What is the minimum temperature bleeding heart vine can survive?

Minimum survivable temperature is roughly about 5 °C (and never frost). Bleeding heart vine has no frost tolerance at all — it is an indoor plant in any climate with a real winter.

What hardiness zone is bleeding heart vine?

Bleeding heart vine is rated USDA USDA 10-12 (RHS hardiness H1B; grow as a tender houseplant or summer patio plant in cooler climates, bringing it in before temperatures fall below ~10 C / 50 F) and RHS H1c — Warm-temperate — can summer outdoors but must come in well before the first frost.

Can bleeding heart vine survive winter outside?

It can holiday outdoors in summer once nights are reliably above 5 °C, in shade or dappled light, hardened off gradually.
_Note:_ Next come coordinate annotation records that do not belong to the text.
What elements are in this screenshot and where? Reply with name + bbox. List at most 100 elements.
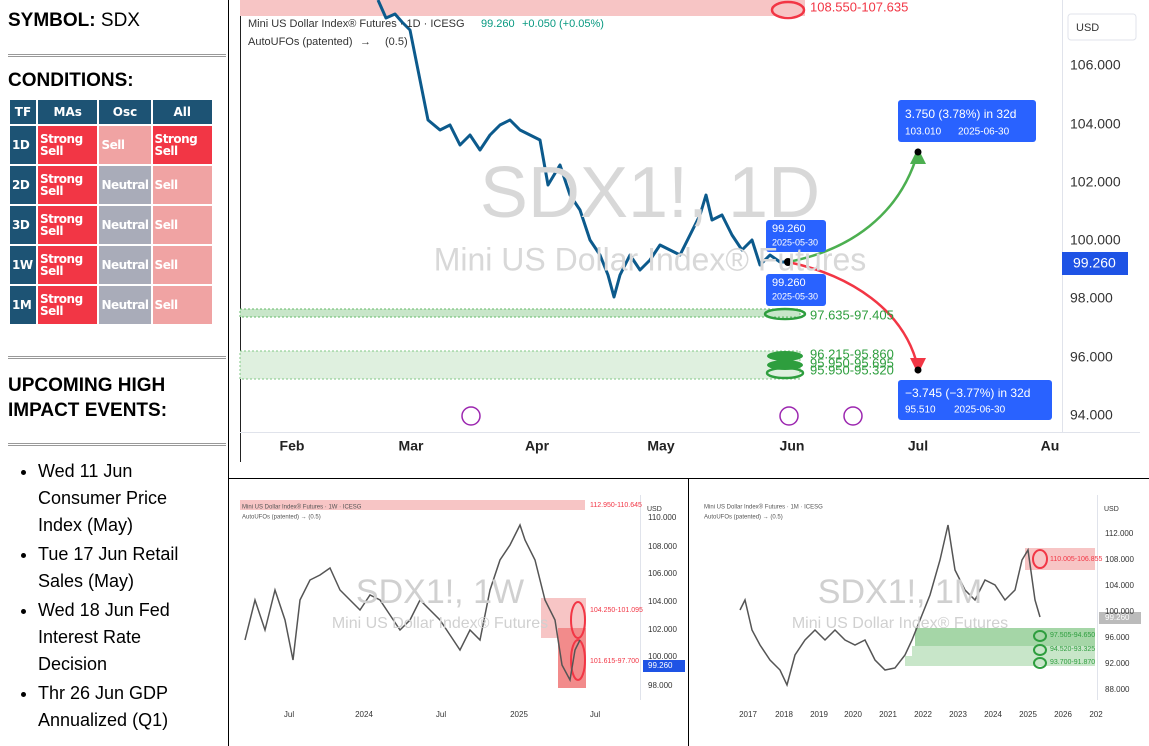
zone-label: 110.005-106.855 — [1050, 556, 1103, 563]
zone-marker — [570, 639, 586, 681]
watermark: Mini US Dollar Index® Futures — [792, 615, 1008, 632]
label: AutoUFOs (patented) → (0.5) — [242, 515, 321, 521]
zone-green — [239, 308, 801, 318]
y-tick-label: 110.000 — [648, 513, 677, 522]
x-tick-label: Mar — [399, 438, 424, 454]
y-tick-label: 88.000 — [1105, 685, 1130, 694]
currency-box — [1067, 13, 1137, 41]
table-row: 1M Strong Sell Neutral Sell — [10, 286, 212, 324]
label: USD — [1076, 22, 1099, 34]
label: Mini US Dollar Index® Futures · 1M · ICE… — [704, 504, 823, 511]
arrow-head — [910, 148, 926, 164]
zone-label: 104.250-101.095 — [590, 607, 643, 614]
x-tick-label: 2024 — [355, 710, 373, 719]
zone-label: 94.520-93.325 — [1050, 646, 1095, 653]
watermark: Mini US Dollar Index® Futures — [332, 615, 548, 632]
price-line — [376, 0, 788, 299]
down-arrow — [787, 260, 920, 369]
zone-red — [240, 0, 805, 16]
table-cell: Neutral — [99, 206, 151, 244]
x-tick-label: Jul — [284, 710, 294, 719]
symbol-label: SYMBOL: — [8, 10, 96, 31]
zone-red — [240, 500, 585, 510]
table-cell: 3D — [10, 206, 36, 244]
x-tick-label: Jul — [436, 710, 446, 719]
y-tick-label: 96.000 — [1070, 349, 1113, 365]
up-arrow — [787, 151, 920, 264]
callout — [766, 220, 826, 252]
table-cell: Sell — [152, 206, 212, 244]
table-cell: Sell — [152, 286, 212, 324]
table-cell: 1W — [10, 246, 36, 284]
label: 99.260 — [772, 277, 806, 289]
table-cell: 1D — [10, 126, 36, 164]
zone-label: 112.950-110.645 — [590, 502, 642, 509]
label: 2025-05-30 — [772, 237, 818, 247]
arrow-head — [910, 358, 926, 374]
zone-marker — [570, 601, 586, 639]
zone-marker — [767, 351, 803, 361]
price-box — [1099, 612, 1141, 624]
zone-marker — [765, 366, 805, 380]
table-cell: Sell — [152, 166, 212, 204]
watermark: Mini US Dollar Index® Futures — [434, 241, 867, 277]
table-cell: Strong Sell — [38, 246, 98, 284]
label: −3.745 (−3.77%) in 32d — [905, 386, 1030, 400]
y-tick-label: 106.000 — [1070, 57, 1121, 73]
table-row: 1D Strong Sell Sell Strong Sell — [10, 126, 212, 164]
event-item: Wed 18 Jun Fed Interest Rate Decision — [38, 597, 208, 678]
zone-marker — [770, 0, 806, 20]
table-cell: 2D — [10, 166, 36, 204]
event-icon — [461, 406, 481, 426]
x-tick-label: Jul — [590, 710, 600, 719]
y-tick-label: 102.000 — [648, 625, 677, 634]
price-line — [244, 523, 581, 683]
sidebar: SYMBOL: SDX CONDITIONS: TF MAs Osc All 1D Str… — [0, 0, 228, 746]
label: USD — [1104, 506, 1119, 513]
label: 2025-06-30 — [958, 127, 1010, 138]
x-tick-label: 2017 — [739, 710, 757, 719]
x-tick-label: 2024 — [984, 710, 1002, 719]
y-tick-label: 94.000 — [1070, 407, 1113, 423]
table-row: 3D Strong Sell Neutral Sell — [10, 206, 212, 244]
x-tick-label: Jun — [780, 438, 805, 454]
y-tick-label: 96.000 — [1105, 633, 1130, 642]
y-tick-label: 92.000 — [1105, 659, 1130, 668]
y-tick-label: 108.000 — [1105, 555, 1134, 564]
separator — [8, 443, 226, 446]
callout — [898, 380, 1052, 420]
table-cell: Strong Sell — [38, 206, 98, 244]
label: 2025-06-30 — [954, 405, 1006, 416]
y-tick-label: 100.000 — [648, 652, 677, 661]
x-tick-label: 2020 — [844, 710, 862, 719]
label: AutoUFOs (patented) → (0.5) — [704, 515, 783, 521]
y-tick-label: 100.000 — [1070, 232, 1121, 248]
price-box — [643, 660, 685, 672]
point — [914, 366, 922, 374]
y-tick-label: 104.000 — [1105, 581, 1134, 590]
table-cell: 1M — [10, 286, 36, 324]
header-cell: TF — [10, 100, 36, 124]
y-tick-label: 100.000 — [1105, 607, 1134, 616]
label: AutoUFOs (patented) — [248, 36, 353, 48]
table-row: 1W Strong Sell Neutral Sell — [10, 246, 212, 284]
x-tick-label: Jul — [908, 438, 928, 454]
zone-marker — [763, 307, 807, 321]
x-tick-label: 2021 — [879, 710, 897, 719]
header-cell: All — [152, 100, 212, 124]
table-cell: Sell — [152, 246, 212, 284]
x-tick-label: 2022 — [914, 710, 932, 719]
separator — [8, 54, 226, 57]
symbol-line: SYMBOL: SDX — [8, 10, 140, 32]
table-cell: Strong Sell — [152, 126, 212, 164]
y-tick-label: 102.000 — [1070, 174, 1121, 190]
zone-marker — [1033, 657, 1047, 669]
event-item: Tue 17 Jun Retail Sales (May) — [38, 541, 208, 595]
event-icon — [843, 406, 863, 426]
x-tick-label: 2025 — [1019, 710, 1037, 719]
price: 99.260 — [481, 18, 515, 30]
watermark: SDX1!, 1W — [356, 573, 524, 611]
zone-marker — [1032, 549, 1048, 569]
label: USD — [647, 506, 662, 513]
price-box — [1062, 252, 1128, 275]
Bring it back indoors well before the first autumn frost — do not wait for a frost warning, move it when nights drop toward 10-12 °C. It will never overwinter outside in a temperate climate; the indoors is its winter home, full stop.

What happens to bleeding heart vine below its minimum temperature?

Below about about 5 °C, growth stalls and the leaves start to show cold stress — dark, water-soaked, or yellowing patches. A single light frost blackens the foliage; a hard freeze kills the whole plant, roots included, and it does not recover. Even a cold, draughty windowsill or an unheated porch in winter can be enough to damage it permanently.